Il primo step, ambiziosissimo, riguarda l'architettura istituzionale dell'edificio comunitario: «Creazione di una scuola comune di ogni ordine e grado che crei una cultura comune». E ancora: «Stabilire i compiti da assegnare alle istituzioni sovranazionali rispetto a quelle nazionali». A seguire, «ampliare lo statuto della Banca centrale europea assegnando a essa obiettivi di crescita». Non solo: nel suo progetto Savona immagina di ricalibrare il rapporto fra la Commissione e il Parlamento europeo e prevede, nientemeno, l'adozione di una politica fiscale comune.

Tutti i palazzi del potere dovrebbero essere ridisegnati, con una robusta iniezione di politica nelle vene esangui della Comunità.

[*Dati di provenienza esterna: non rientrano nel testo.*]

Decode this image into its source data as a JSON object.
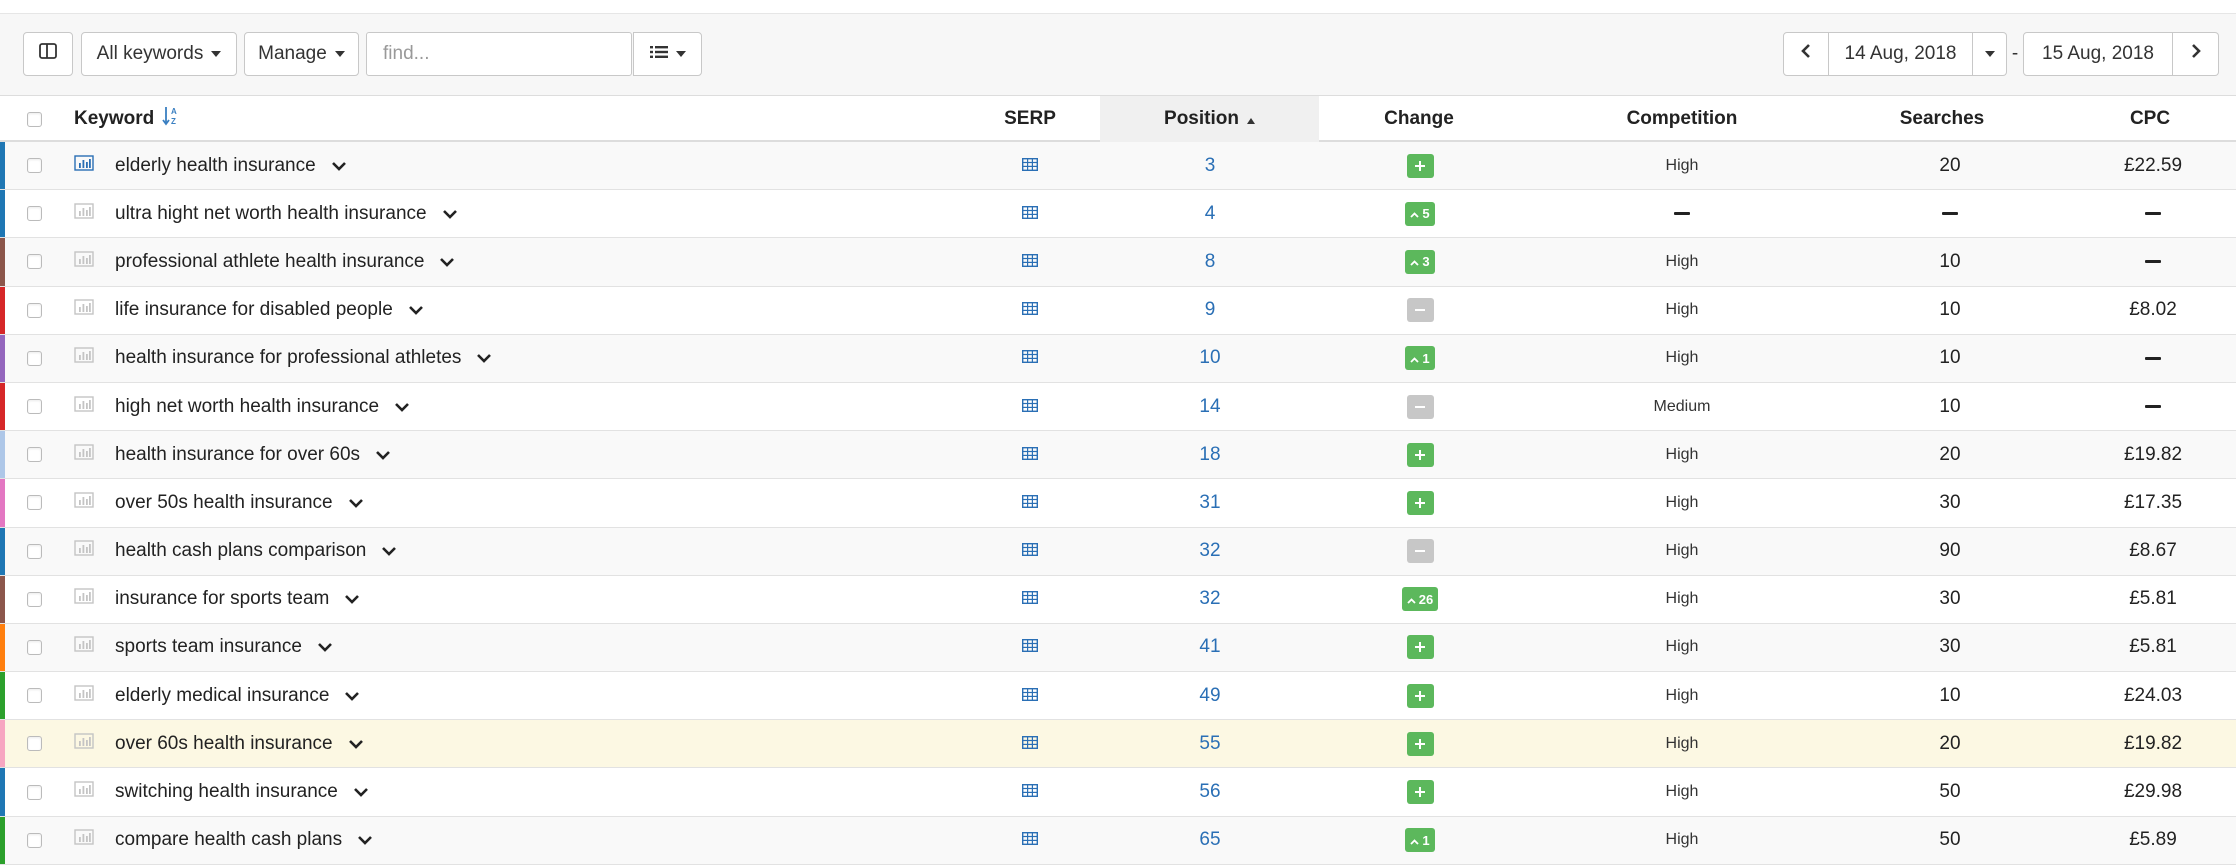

Più politica, insomma, per agevolare la crescita dei paesi membri, oggi costretti a viaggiare su binari stretti stretti. Fra clausole, veti e parametri che scattano come una ghigliottina al più piccolo scostamento. E invece i cinque punti proposti si portano dietro, a cascata, molti altri passaggi dirompenti: «Investimenti infrastrutturali che unifichino le condizioni di ambiente economico e sociale in cui operano le imprese e vivono i cittadini europei». Di seguito: «Ricorrere all'emissione di eurobond e consentire alla Bce di concedere finanziamenti ponte per finanziarle». Non basta: l'economista prevede anche che si intervenga «sul mercato dei cambi per controbilanciare azioni speculative o politiche che distorcono i fondamentali della competizione europea». E si potrebbe andare avanti a lungo, capitolo dopo capitolo. Difficile, al di là delle etichette di comodo, incasellare Savona fra gli euroscettici. O i picconatori che vogliono demolire tutto. Le proposte possono essere discusse e criticate, ovvio, ma mettere il loro autore all'indice non aiuta. Savona pensa in grande e chiede più Europa. Forse certo scetticismo è figlio della paura che qualcosa cambi davvero.

E che sia ridimensionato lo strapotere tedesco.